While there are about 17 hot beverages on the menu right now, from caramel macchiato to apple cinnamon fog, and the most essential, the one you can’t imagine the company without, is coffee. So let’s at least serve that. 

People have strong opinions on the quality of Tim Hortons coffee. I don’t have any dog in that fight. But I’d like to switch to Fair Trade beans to know for certain that the company’s main product wasn’t taking advantage of the brutal conditions and poor pay that is endemic throughout the agricultural industry. Tim Hortons has a web page devoted to an initiative called the Tim Hortons Coffee Partnership, which statesIn 2005, we undertook a comprehensive analysis of mainstream coffee certification models including Fairtrade, Rainforest Alliance, UTZ Certified, 4C Association, and others. As a result of this study, the partnership was established to address sustainability issues we felt could work in conjunction with their important work.

From Red Lobster to The Cheesecake Factory, I’ve read a lot of chain restaurant sustainability web pages. So let me translate: this means they looked at the requirements from trusted NGOs, made up of people who have devoted their expertise toward creating guidelines for ethically purchasing of coffee beans, and decided to forgo certification by these NGOs in favour of asking customers to trust that the company is doing its best. The problem with self-regulation is that it doesn’t work. That’s what regulations and regulating bodies are for. Tim Hortons says their program is monitored by a third-party verification organization called Control Union Certifications. But if you’re truly supporting farmers in developing countries, and paying them what they deserve for their product, how can you sell coffee for $1.59 a cup?

French vanilla stays for my wife, who has multiple sweet teeth and hates coffee. Every other hot beverage on the menu, except for steeped tea, is gone. That includes specialty teas like honey lemon and chamomile—this isn’t Buckingham Palace.

In the interest of salvaging something from the menu, I’d like to keep one of the breakfast sandwiches and the chili. So long hashbrown doorstops and various ingredients congealed inside a wrap. 

But let’s eliminate the sugar in the chili. And as long as we’re offering chili, let’s have a few other options of soups and stews, hot items that can be mass produced in a central commissary, kept warm and ladled out within a quick-service model. As a compromise, how about pre-made sandwiches with fresh bread? If the staff of an Autogrill between Naples and Bologna can toss a pre-assembled prosciutto sandwich in the panini press, so can our employees.

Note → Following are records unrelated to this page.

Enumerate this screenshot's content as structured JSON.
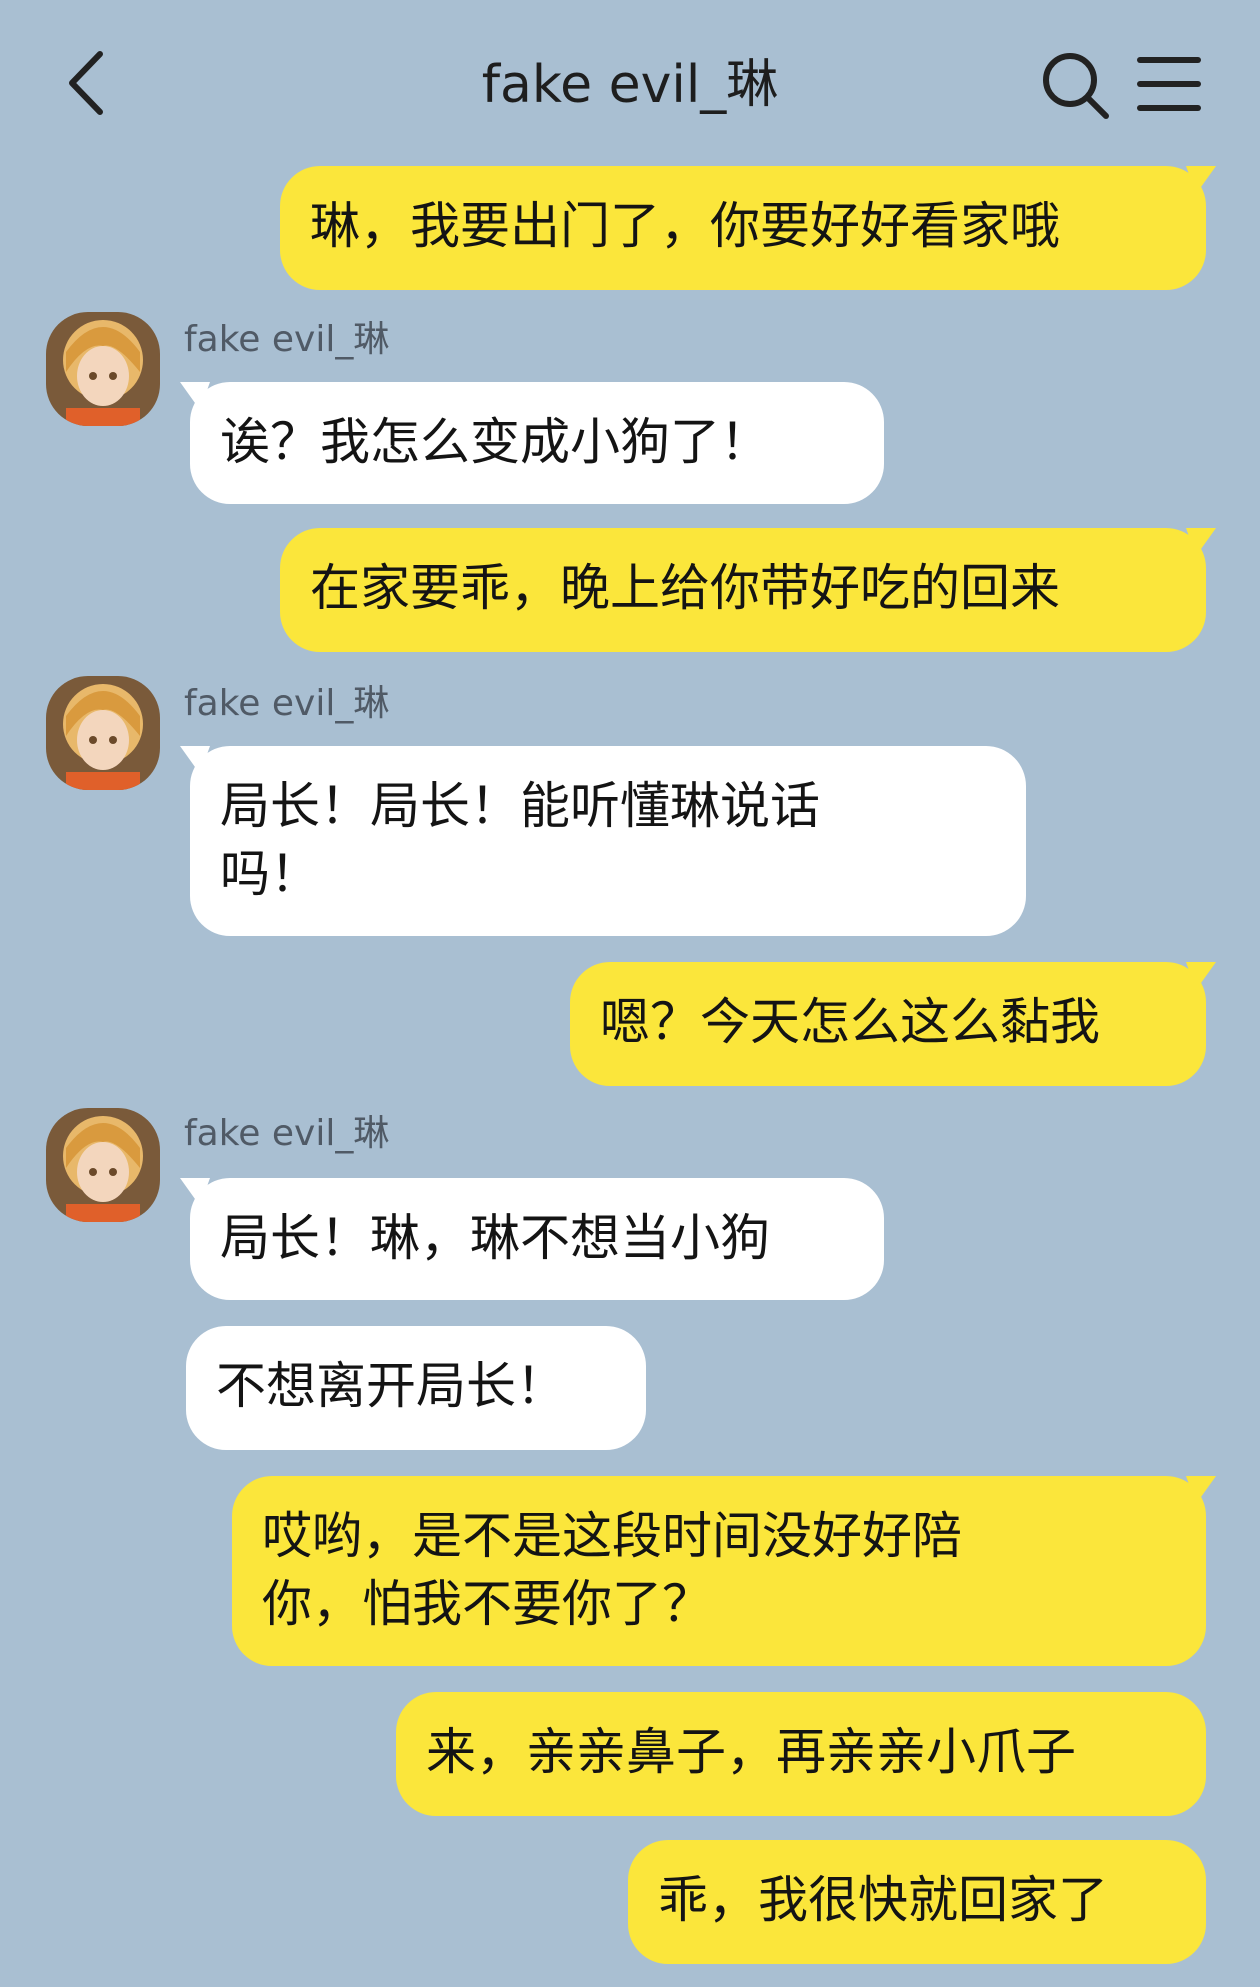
{
  "header": {
    "title": "fake evil_琳",
    "back_icon": "chevron-left-icon",
    "search_icon": "search-icon",
    "menu_icon": "hamburger-menu-icon"
  },
  "colors": {
    "background": "#a9bfd2",
    "my_bubble": "#fbe63b",
    "their_bubble": "#ffffff"
  },
  "messages": [
    {
      "from": "me",
      "text": "琳，我要出门了，你要好好看家哦"
    },
    {
      "from": "them",
      "sender": "fake evil_琳",
      "text": "诶？我怎么变成小狗了！"
    },
    {
      "from": "me",
      "text": "在家要乖，晚上给你带好吃的回来"
    },
    {
      "from": "them",
      "sender": "fake evil_琳",
      "text": "局长！局长！能听懂琳说话\n吗！"
    },
    {
      "from": "me",
      "text": "嗯？今天怎么这么黏我"
    },
    {
      "from": "them",
      "sender": "fake evil_琳",
      "text": "局长！琳，琳不想当小狗"
    },
    {
      "from": "them",
      "text": "不想离开局长！"
    },
    {
      "from": "me",
      "text": "哎哟，是不是这段时间没好好陪\n你，怕我不要你了？"
    },
    {
      "from": "me",
      "text": "来，亲亲鼻子，再亲亲小爪子"
    },
    {
      "from": "me",
      "text": "乖，我很快就回家了"
    }
  ]
}
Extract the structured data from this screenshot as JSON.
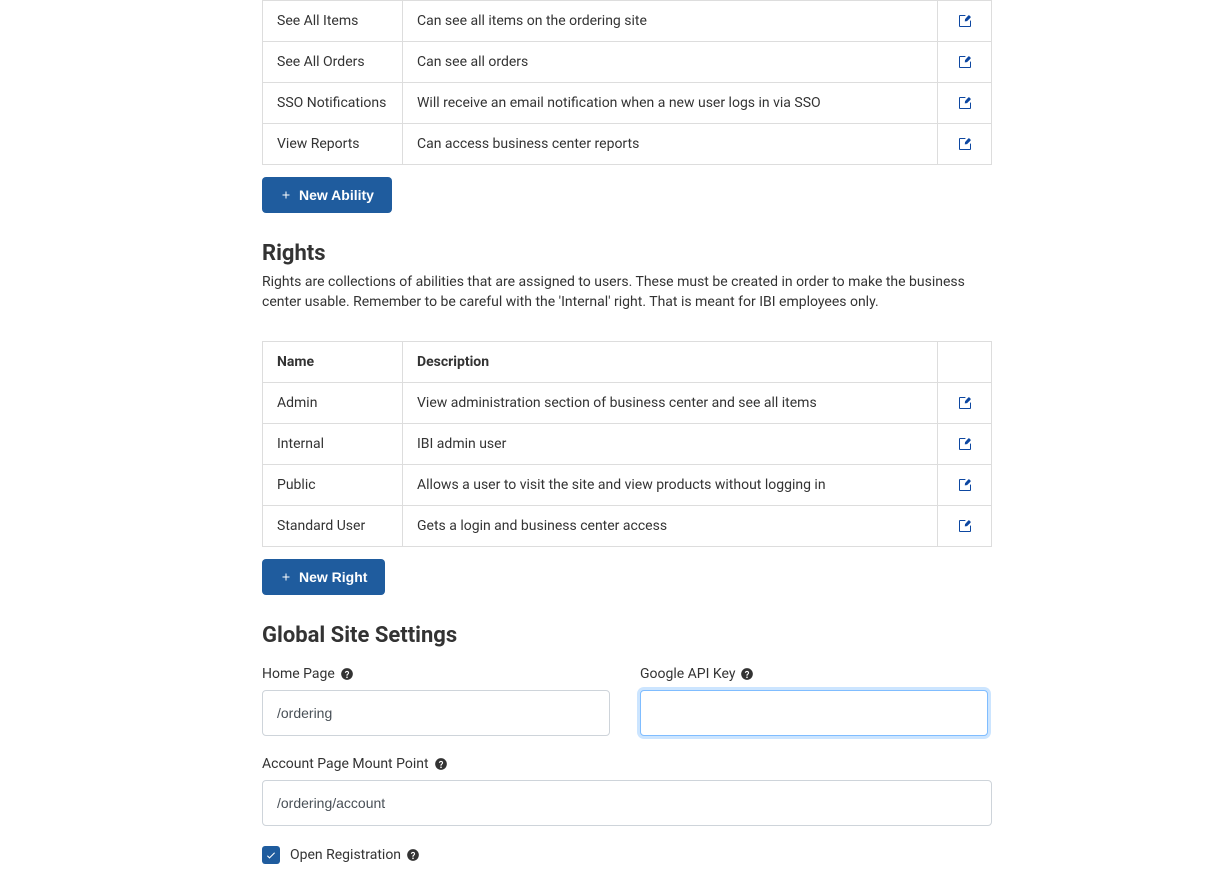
{
  "colors": {
    "primary": "#1f5c9e",
    "icon_blue": "#0d47a1",
    "border": "#ddd",
    "text": "#333",
    "focus_ring": "#80bdff"
  },
  "abilities_table": {
    "rows": [
      {
        "name": "See All Items",
        "description": "Can see all items on the ordering site"
      },
      {
        "name": "See All Orders",
        "description": "Can see all orders"
      },
      {
        "name": "SSO Notifications",
        "description": "Will receive an email notification when a new user logs in via SSO"
      },
      {
        "name": "View Reports",
        "description": "Can access business center reports"
      }
    ]
  },
  "new_ability_button": "New Ability",
  "rights_section": {
    "title": "Rights",
    "description": "Rights are collections of abilities that are assigned to users. These must be created in order to make the business center usable. Remember to be careful with the 'Internal' right. That is meant for IBI employees only.",
    "headers": {
      "name": "Name",
      "description": "Description"
    },
    "rows": [
      {
        "name": "Admin",
        "description": "View administration section of business center and see all items"
      },
      {
        "name": "Internal",
        "description": "IBI admin user"
      },
      {
        "name": "Public",
        "description": "Allows a user to visit the site and view products without logging in"
      },
      {
        "name": "Standard User",
        "description": "Gets a login and business center access"
      }
    ]
  },
  "new_right_button": "New Right",
  "global_settings": {
    "title": "Global Site Settings",
    "home_page": {
      "label": "Home Page",
      "value": "/ordering"
    },
    "google_api_key": {
      "label": "Google API Key",
      "value": ""
    },
    "account_mount": {
      "label": "Account Page Mount Point",
      "value": "/ordering/account"
    },
    "open_registration": {
      "label": "Open Registration",
      "checked": true
    }
  }
}
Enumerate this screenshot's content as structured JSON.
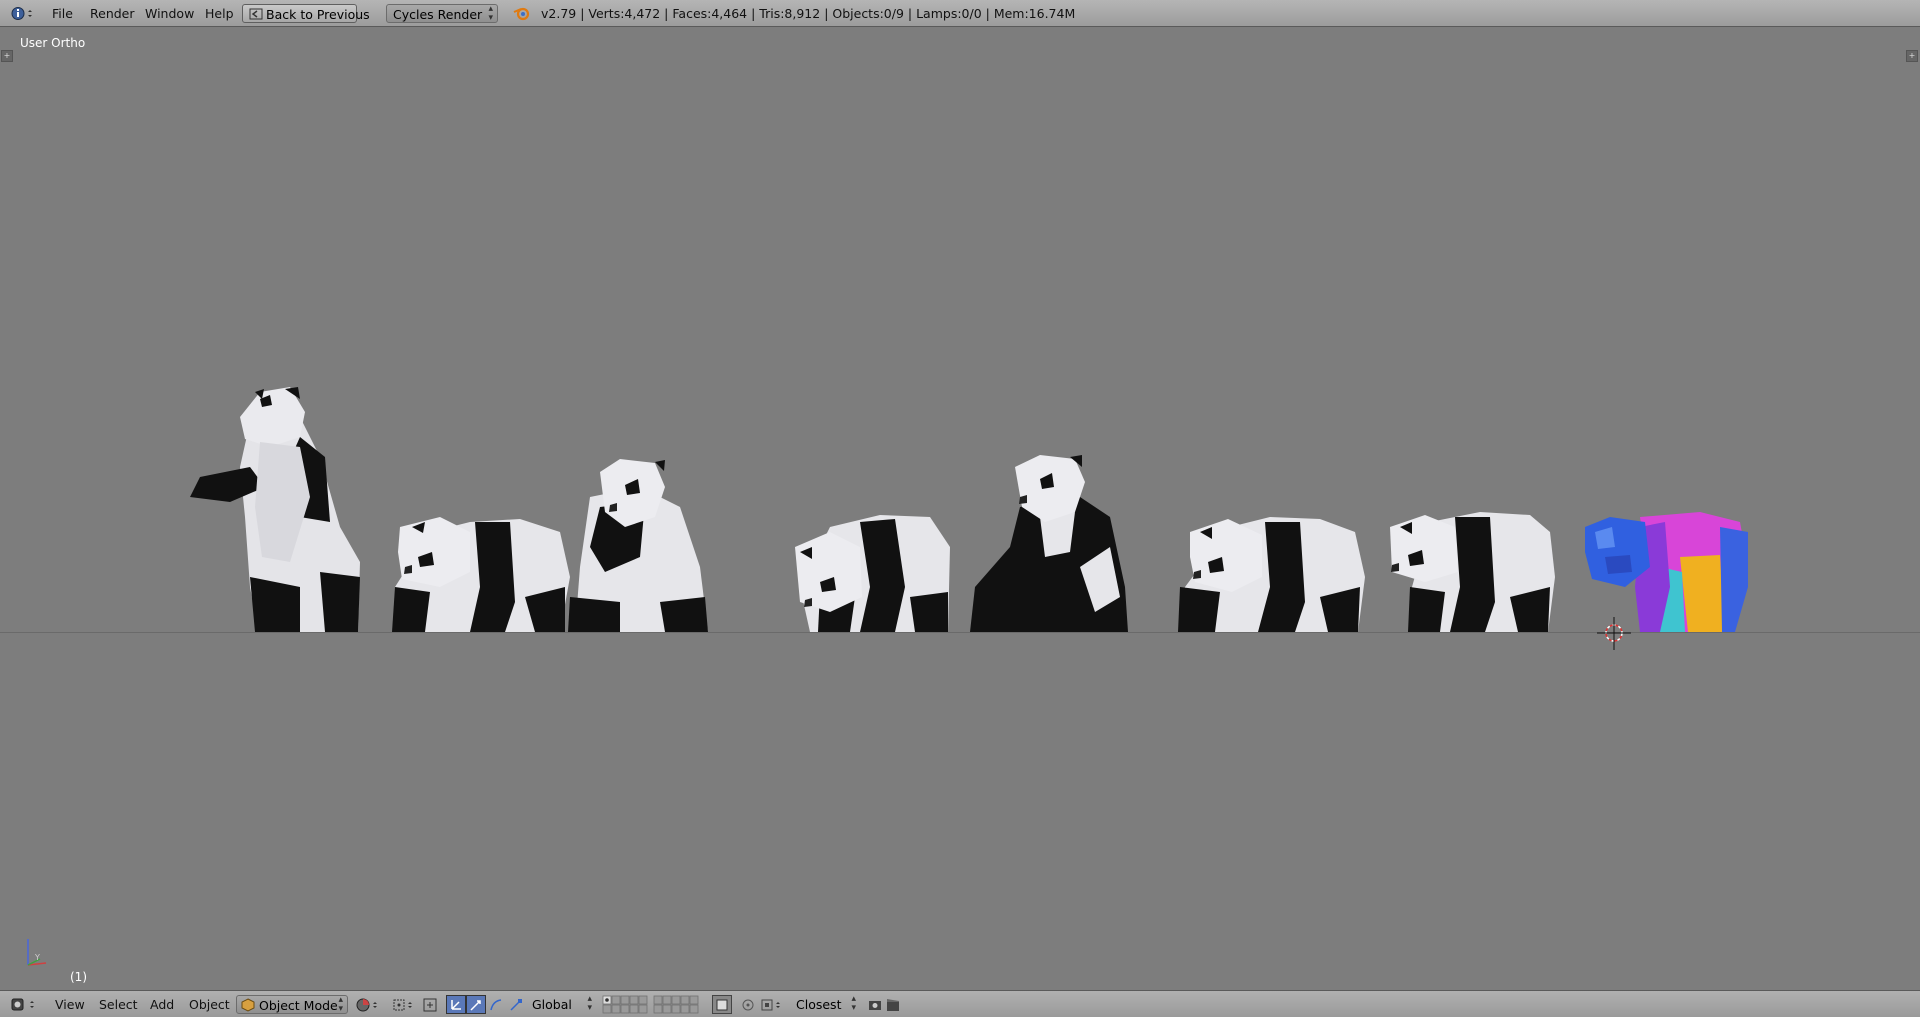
{
  "topbar": {
    "menu": [
      "File",
      "Render",
      "Window",
      "Help"
    ],
    "back_button": "Back to Previous",
    "render_engine": "Cycles Render",
    "stats": "v2.79 | Verts:4,472 | Faces:4,464 | Tris:8,912 | Objects:0/9 | Lamps:0/0 | Mem:16.74M"
  },
  "viewport": {
    "view_name": "User Ortho",
    "frame": "(1)"
  },
  "bottombar": {
    "menu": [
      "View",
      "Select",
      "Add",
      "Object"
    ],
    "mode": "Object Mode",
    "orientation": "Global",
    "snap_target": "Closest"
  },
  "colors": {
    "background": "#7d7d7d",
    "panda_black": "#111111",
    "panda_white": "#e6e6ea"
  }
}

The trick is to have a menu of no more than six soups and six sandwiches, rather than confounding low-paid workers with the tasks of executing cinnamon sausage French toast breakfast sandwiches, chipotle cheddar chicken wraps, or dishing out nightmare versions of croissants, chicken fingers and potato wedges. If you own Popeyes but can’t produce an edible chicken finger, don’t serve chicken fingers. Or, take advantage of the RBI family and develop a Tim Hortons variation of the fried chicken sandwich that’s been such a hit for Popeyes. Maybe a smaller portion of Popeye’s chicken folded into a breakfast sandwich with eggs and cheese? That way we’re using a trusted resource, but making the sandwich different enough so there’s no threat of cannibalizing sales at Popeyes.

Cold beverages, like the Oreo iced capps that were dragging down sales, those are gone before I’m back from lunch. My version of their menu, which currently features over 90 items, is down to 18. That seems manageable.

And here’s what would happen with Uncle Cornelius’s Old-Timey, New-Timey, Tim Hortonarium. We’d go out of business. And fast. Because the Tim Hortons brand, for all its faults and mismanagement, is not built on a consumer base willing to pay more for quality food. It’s based on poor-quality food, sold at discount prices, ginned up with a hint of nostalgia and patriotism. My version of Tim Hortons’ menu is shorter, but demands better ingredients and more effort preparing them. It would increase food costs and labour costs, necessitating an increase in menu prices. And there’s little-to-no possibility of generating the kind of increased revenue to justify the new additions to operational costs. I wouldn’t be able to attract quality-minded consumers to a brand known for cheap prices. And I wouldn’t be able to convince the existing price-minded consumers to pay more for products they were already happy with.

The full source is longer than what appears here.